Williams-Beuren Syndrome Case with Atypical Flattening of Fovea Centralis, Decreased ILM-RPE Thickness and Irregular Corneal Surface

Abstract

Purpose: To describe a case of atypical flattening of fovea centralis and corneal irregularity in whom a 7q11.23 deletion consistent with Williams-Beuren Syndrome. Methods: This is an observational case report. The medical history of the patient was assessed. Ophthalmologic examination including slit-lamp biomicroscopy, dilated indirect ophthalmoscopy, fundus autofluorescence and optical coherence tomography (OCT) imaging, full-field electroretinography, multifocal electroretinography and corneal topography was performed and literature was reviewed.

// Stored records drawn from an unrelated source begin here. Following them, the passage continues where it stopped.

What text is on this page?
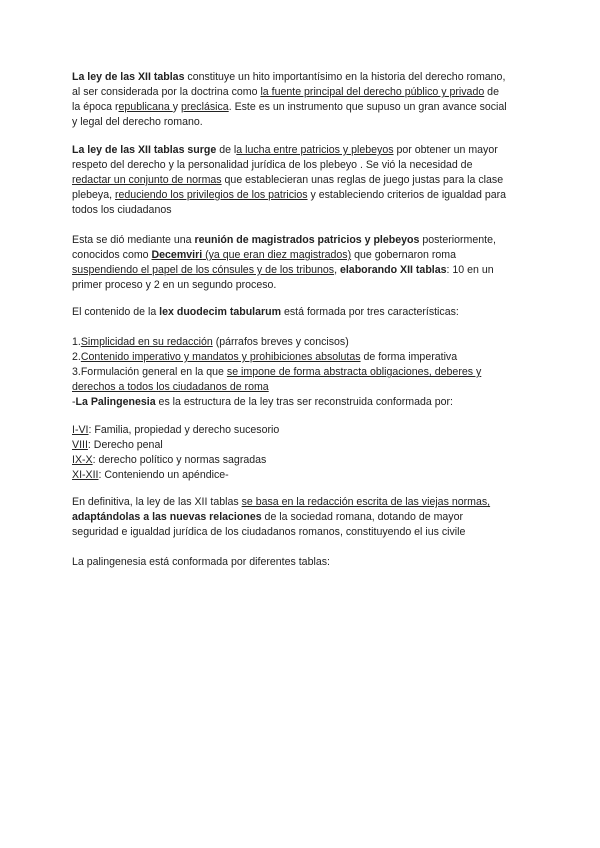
La ley de las XII tablas constituye un hito importantísimo en la historia del derecho romano,
al ser considerada por la doctrina como la fuente principal del derecho público y privado de
la época republicana y preclásica. Este es un instrumento que supuso un gran avance social
y legal del derecho romano.
La ley de las XII tablas surge de la lucha entre patricios y plebeyos por obtener un mayor
respeto del derecho y la personalidad jurídica de los plebeyo . Se vió la necesidad de
redactar un conjunto de normas que establecieran unas reglas de juego justas para la clase
plebeya, reduciendo los privilegios de los patricios y estableciendo criterios de igualdad para
todos los ciudadanos
Esta se dió mediante una reunión de magistrados patricios y plebeyos posteriormente,
conocidos como Decemviri (ya que eran diez magistrados) que gobernaron roma
suspendiendo el papel de los cónsules y de los tribunos, elaborando XII tablas: 10 en un
primer proceso y 2 en un segundo proceso.
El contenido de la lex duodecim tabularum está formada por tres características:
1.Simplicidad en su redacción (párrafos breves y concisos)
2.Contenido imperativo y mandatos y prohibiciones absolutas de forma imperativa
3.Formulación general en la que se impone de forma abstracta obligaciones, deberes y
derechos a todos los ciudadanos de roma
-La Palingenesia es la estructura de la ley tras ser reconstruida conformada por:
I-VI: Familia, propiedad y derecho sucesorio
VIII: Derecho penal
IX-X: derecho político y normas sagradas
XI-XII: Conteniendo un apéndice-
En definitiva, la ley de las XII tablas se basa en la redacción escrita de las viejas normas,
adaptándolas a las nuevas relaciones de la sociedad romana, dotando de mayor
seguridad e igualdad jurídica de los ciudadanos romanos, constituyendo el ius civile
La palingenesia está conformada por diferentes tablas:
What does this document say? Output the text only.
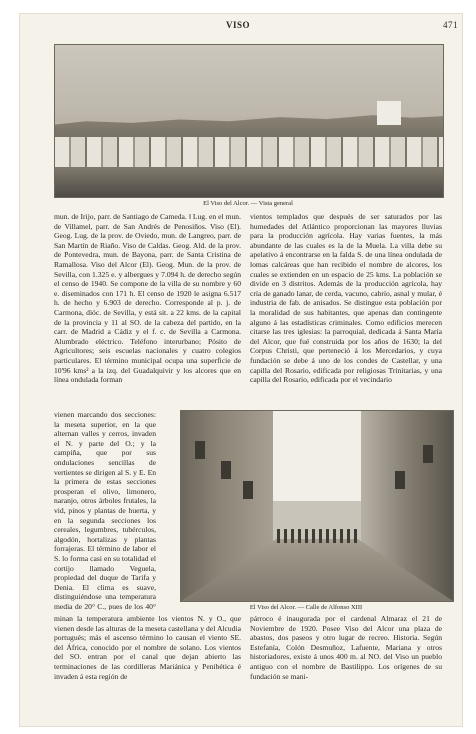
VISO	471
El Viso del Alcor. — Vista general

mun. de Irijo, parr. de Santiago de Cameda. ‖ Lug. en el mun. de Villamel, parr. de San Andrés de Penosiños. Viso (El). Geog. Lug. de la prov. de Oviedo, mun. de Langreo, parr. de San Martín de Riaño. Viso de Caldas. Geog. Ald. de la prov. de Pontevedra, mun. de Bayona, parr. de Santa Cristina de Ramallosa. Viso del Alcor (El). Geog. Mun. de la prov. de Sevilla, con 1.325 e. y albergues y 7.094 h. de derecho según el censo de 1940. Se compone de la villa de su nombre y 60 e. diseminados con 171 h. El censo de 1920 le asigna 6.517 h. de hecho y 6.903 de derecho. Corresponde al p. j. de Carmona, dióc. de Sevilla, y está sit. a 22 kms. de la capital de la provincia y 11 al SO. de la cabeza del partido, en la carr. de Madrid a Cádiz y el f. c. de Sevilla a Carmona. Alumbrado eléctrico. Teléfono interurbano; Pósito de Agricultores; seis escuelas nacionales y cuatro colegios particulares. El término municipal ocupa una superficie de 10'96 kms² a la izq. del Guadalquivir y los alcores que en línea ondulada forman

vientos templados que después de ser saturados por las humedades del Atlántico proporcionan las mayores lluvias para la producción agrícola. Hay varias fuentes, la más abundante de las cuales es la de la Muela. La villa debe su apelativo á encontrarse en la falda S. de una línea ondulada de lomas calcáreas que han recibido el nombre de alcores, los cuales se extienden en un espacio de 25 kms. La población se divide en 3 distritos. Además de la producción agrícola, hay cría de ganado lanar, de cerda, vacuno, cabrío, asnal y mular, é industria de fab. de anisados. Se distingue esta población por la moralidad de sus habitantes, que apenas dan contingente alguno á las estadísticas criminales. Como edificios merecen citarse las tres iglesias: la parroquial, dedicada á Santa María del Alcor, que fué construida por los años de 1630; la del Corpus Christi, que perteneció á los Mercedarios, y cuya fundación se debe á uno de los condes de Castellar, y una capilla del Rosario, edificada por religiosas Trinitarias, y una capilla del Rosario, edificada por el vecindario

vienen marcando dos secciones: la meseta superior, en la que alternan valles y cerros, invaden el N. y parte del O.; y la campiña, que por sus ondulaciones sencillas de vertientes se dirigen al S. y E. En la primera de estas secciones prosperan el olivo, limonero, naranjo, otros árboles frutales, la vid, pinos y plantas de huerta, y en la segunda secciones los cereales, legumbres, tubérculos, algodón, hortalizas y plantas forrajeras. El término de labor el S. lo forma casi en su totalidad el cortijo llamado Veguela, propiedad del duque de Tarifa y Denia. El clima es suave, distinguiéndose una temperatura media de 20° C., pues de los 40°	El Viso del Alcor. — Calle de Alfonso XIII

minan la temperatura ambiente los vientos N. y O., que vienen desde las alturas de la meseta castellana y del Alcudia portugués; más el ascenso término lo causan el viento SE. del África, conocido por el nombre de solano. Los vientos del SO. entran por el canal que dejan abierto las terminaciones de las cordilleras Mariánica y Penibética é invaden á esta región de

párroco é inaugurada por el cardenal Almaraz el 21 de Noviembre de 1920. Posee Viso del Alcor una plaza de abastos, dos paseos y otro lugar de recreo. Historia. Según Estefanía, Colón Desmuñoz, Lafuente, Mariana y otros historiadores, existe á unos 400 m. al NO. del Viso un pueblo antiguo con el nombre de Bastilippo. Los orígenes de su fundación se mani-
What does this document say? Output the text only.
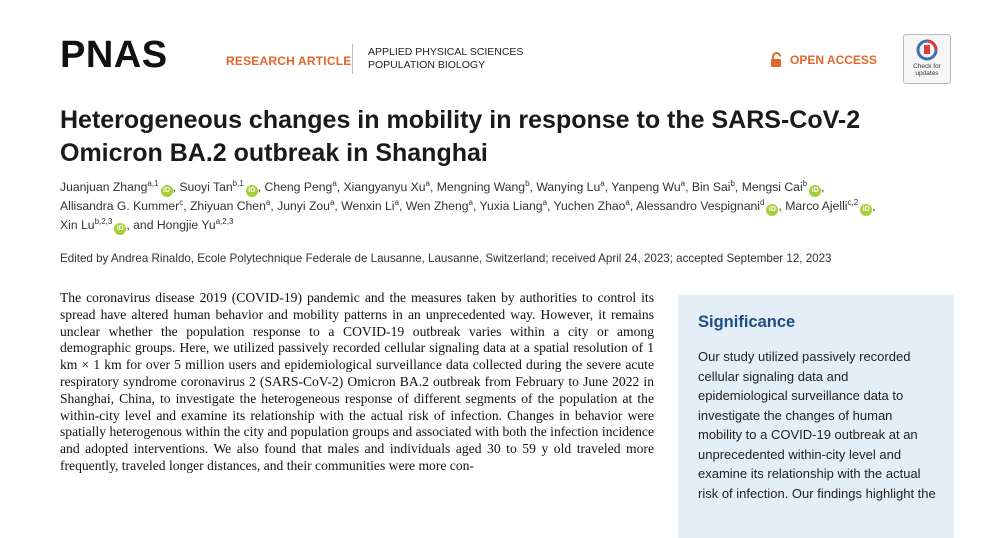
PNAS	RESEARCH ARTICLE
APPLIED PHYSICAL SCIENCES
POPULATION BIOLOGY	OPEN ACCESS	Check for updates
Heterogeneous changes in mobility in response to the SARS-CoV-2 Omicron BA.2 outbreak in Shanghai
Juanjuan Zhang$^{a,1}$iD , Suoyi Tan$^{b,1}$iD , Cheng Peng$^a$, Xiangyanyu Xu$^a$, Mengning Wang$^b$, Wanying Lu$^a$, Yanpeng Wu$^a$, Bin Sai$^b$, Mengsi Cai$^b$iD , Allisandra G. Kummer$^c$, Zhiyuan Chen$^a$, Junyi Zou$^a$, Wenxin Li$^a$, Wen Zheng$^a$, Yuxia Liang$^a$, Yuchen Zhao$^a$, Alessandro Vespignani$^d$iD , Marco Ajelli$^{c,2}$iD , Xin Lu$^{b,2,3}$iD , and Hongjie Yu$^{a,2,3}$
Edited by Andrea Rinaldo, Ecole Polytechnique Federale de Lausanne, Lausanne, Switzerland; received April 24, 2023; accepted September 12, 2023

The coronavirus disease 2019 (COVID-19) pandemic and the measures taken by authorities to control its spread have altered human behavior and mobility patterns in an unprecedented way. However, it remains unclear whether the population response to a COVID-19 outbreak varies within a city or among demographic groups. Here, we utilized passively recorded cellular signaling data at a spatial resolution of 1 km × 1 km for over 5 million users and epidemiological surveillance data collected during the severe acute respiratory syndrome coronavirus 2 (SARS-CoV-2) Omicron BA.2 outbreak from February to June 2022 in Shanghai, China, to investigate the heterogeneous response of different segments of the population at the within-city level and examine its relationship with the actual risk of infection. Changes in behavior were spatially heterogenous within the city and population groups and associated with both the infection incidence and adopted interventions. We also found that males and individuals aged 30 to 59 y old traveled more frequently, traveled longer distances, and their communities were more con-

Significance

Our study utilized passively recorded cellular signaling data and epidemiological surveillance data to investigate the changes of human mobility to a COVID-19 outbreak at an unprecedented within-city level and examine its relationship with the actual risk of infection. Our findings highlight the
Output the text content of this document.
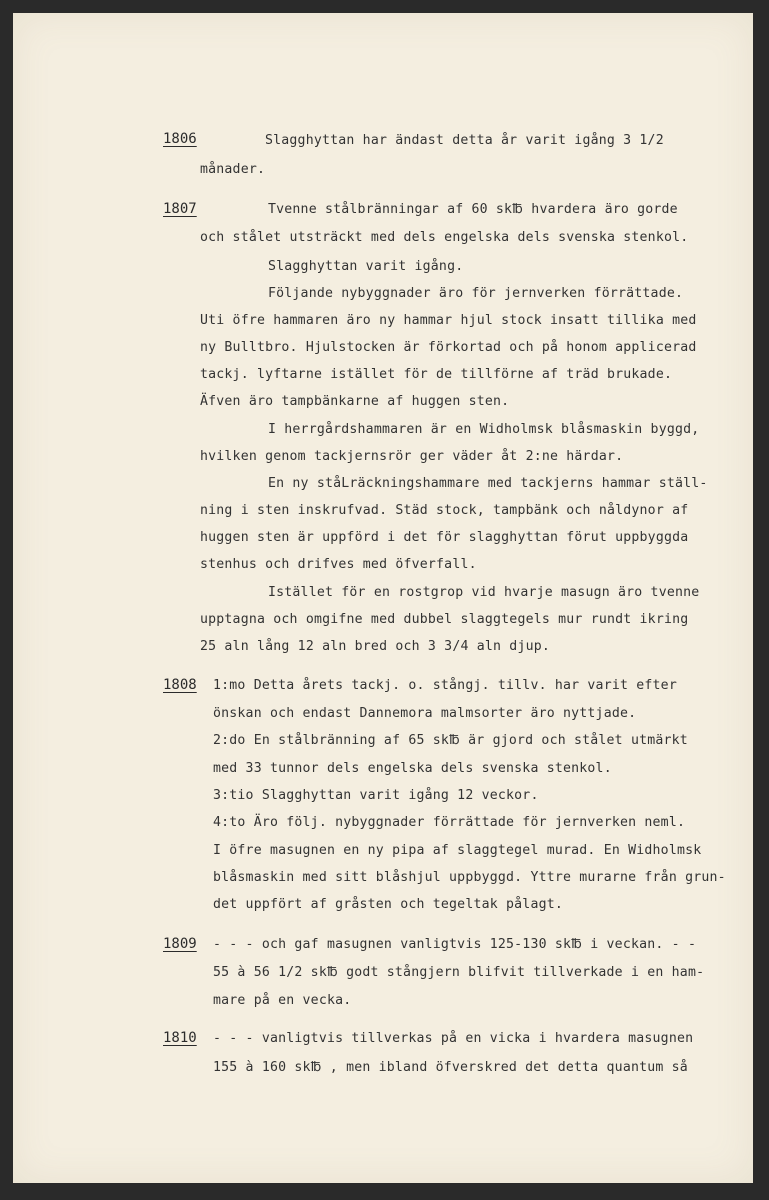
1806	Slagghyttan har ändast detta år varit igång 3 1/2
månader.
1807	Tvenne stålbränningar af 60 sk℔ hvardera äro gorde
och stålet utsträckt med dels engelska dels svenska stenkol.
Slagghyttan varit igång.
Följande nybyggnader äro för jernverken förrättade.
Uti öfre hammaren äro ny hammar hjul stock insatt tillika med
ny Bulltbro. Hjulstocken är förkortad och på honom applicerad
tackj. lyftarne istället för de tillförne af träd brukade.
Äfven äro tampbänkarne af huggen sten.
I herrgårdshammaren är en Widholmsk blåsmaskin byggd,
hvilken genom tackjernsrör ger väder åt 2:ne härdar.
En ny ståLräckningshammare med tackjerns hammar ställ-
ning i sten inskrufvad. Städ stock, tampbänk och nåldynor af
huggen sten är uppförd i det för slagghyttan förut uppbyggda
stenhus och drifves med öfverfall.
Istället för en rostgrop vid hvarje masugn äro tvenne
upptagna och omgifne med dubbel slaggtegels mur rundt ikring
25 aln lång 12 aln bred och 3 3/4 aln djup.
1808 1:mo Detta årets tackj. o. stångj. tillv. har varit efter
önskan och endast Dannemora malmsorter äro nyttjade.
2:do En stålbränning af 65 sk℔ är gjord och stålet utmärkt
med 33 tunnor dels engelska dels svenska stenkol.
3:tio Slagghyttan varit igång 12 veckor.
4:to Äro följ. nybyggnader förrättade för jernverken neml.
I öfre masugnen en ny pipa af slaggtegel murad. En Widholmsk
blåsmaskin med sitt blåshjul uppbyggd. Yttre murarne från grun-
det uppfört af gråsten och tegeltak pålagt.
1809 - - - och gaf masugnen vanligtvis 125-130 sk℔ i veckan. - -
55 à 56 1/2 sk℔ godt stångjern blifvit tillverkade i en ham-
mare på en vecka.
1810 - - - vanligtvis tillverkas på en vicka i hvardera masugnen
155 à 160 sk℔ , men ibland öfverskred det detta quantum så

Results: Previous genetic analysis (fluorescence in situ hybridization method) had confirmed the diagnosis of William-Beuren syndrome in this patient by detection of the deletion on chromosome 7q11.23. Visual acuity of the patient was 0.7 for both eye with Snellen chart. OCT imaging showed the flattening of the foveal contour and corneal topography revealed the finding of irregular corneal surface. All other ophthalmologic tests were normal. Conclusion: The authors report the first case of a patient with ophthalmic findings characteristic for flattening of fovea centralis and corneal irregularity mimicking keratoconus in the setting of genetically confirmed Williams–Beuren syndrome.